Sub-programs included: An iterative Krylov subspace solvers package from SPARSKIT by Yousef Saad (http://www-users.cs.umn.edu/~saad/software/SPARSKIT/sparskit.html), and the fast multipole methods subroutines from FMMSuite (http://www.fastmultipole.org/).

Nature of problem:
Numerical solution of the linearized Poisson-Boltzmann equation that describes electrostatic interactions of molecular systems in ionic solutions.

Solution method:
A novel node-patch scheme is used to discretize the well-conditioned boundary integral equation formulation of the linearized Poisson-Boltzmann equation. Various Krylov subspace solvers can be subsequently applied to solve the resulting linear system, with a bounded number of iterations independent of the number of discretized unknowns.
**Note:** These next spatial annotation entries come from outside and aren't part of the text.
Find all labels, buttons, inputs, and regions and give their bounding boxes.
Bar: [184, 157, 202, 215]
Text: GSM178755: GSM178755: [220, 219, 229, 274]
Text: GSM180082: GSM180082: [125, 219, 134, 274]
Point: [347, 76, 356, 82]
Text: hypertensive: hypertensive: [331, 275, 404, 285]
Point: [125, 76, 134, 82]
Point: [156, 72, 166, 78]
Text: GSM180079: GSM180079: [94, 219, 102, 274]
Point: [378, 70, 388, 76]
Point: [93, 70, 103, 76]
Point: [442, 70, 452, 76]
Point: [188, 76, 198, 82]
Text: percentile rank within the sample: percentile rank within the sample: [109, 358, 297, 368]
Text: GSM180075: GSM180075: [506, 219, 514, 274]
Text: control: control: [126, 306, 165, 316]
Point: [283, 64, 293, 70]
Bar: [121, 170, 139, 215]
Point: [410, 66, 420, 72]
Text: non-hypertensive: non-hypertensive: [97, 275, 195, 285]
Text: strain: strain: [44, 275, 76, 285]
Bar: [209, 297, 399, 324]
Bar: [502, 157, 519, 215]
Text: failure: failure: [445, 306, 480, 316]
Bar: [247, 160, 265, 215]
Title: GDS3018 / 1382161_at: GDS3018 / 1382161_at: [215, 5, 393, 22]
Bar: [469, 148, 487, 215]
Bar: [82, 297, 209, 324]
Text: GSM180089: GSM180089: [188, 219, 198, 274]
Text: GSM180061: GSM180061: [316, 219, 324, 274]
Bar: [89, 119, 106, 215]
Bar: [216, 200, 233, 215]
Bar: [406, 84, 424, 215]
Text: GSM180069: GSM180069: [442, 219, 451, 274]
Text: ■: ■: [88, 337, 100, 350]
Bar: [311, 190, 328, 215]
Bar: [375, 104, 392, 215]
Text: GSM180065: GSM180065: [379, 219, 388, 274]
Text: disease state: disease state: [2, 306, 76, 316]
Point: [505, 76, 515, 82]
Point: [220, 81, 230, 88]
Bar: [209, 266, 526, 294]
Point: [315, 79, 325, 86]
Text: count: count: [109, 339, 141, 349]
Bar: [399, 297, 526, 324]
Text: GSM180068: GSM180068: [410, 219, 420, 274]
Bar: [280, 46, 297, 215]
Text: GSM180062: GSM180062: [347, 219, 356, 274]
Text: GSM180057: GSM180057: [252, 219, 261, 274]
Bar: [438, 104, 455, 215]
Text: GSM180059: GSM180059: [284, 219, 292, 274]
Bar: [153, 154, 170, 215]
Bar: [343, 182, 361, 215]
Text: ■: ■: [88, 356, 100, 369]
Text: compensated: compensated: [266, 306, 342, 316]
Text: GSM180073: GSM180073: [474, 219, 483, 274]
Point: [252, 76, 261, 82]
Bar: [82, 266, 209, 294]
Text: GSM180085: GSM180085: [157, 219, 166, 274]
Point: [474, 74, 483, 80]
The matrixvector multiplication at each iteration is accelerated by the adaptive new versions of fast multipole methods. The AFMPB solver requires other stand-alone pre-processing tools for boundary mesh generation, post-processing tools for data analysis and visualization, and can be conveniently coupled with different time stepping methods for dynamics simulation.

Restrictions:
Only three or six significant digits options are provided in this version.

Unusual features:
Most of the codes are in Fortran77 style. Memory allocation functions from Fortran90 and above are used in a few subroutines.

Additional comments:
The current version of the codes is designed and written for single core/processor desktop machines.
Check http://lsec.cc.ac.cn/~lubz/afmpb.html and http://mccammon.ucsd.edu/ for updates and changes.

Running time:
The running time varies with the number of discretized elements (N) in the system and their distributions. In most cases, it scales linearly as a function of N.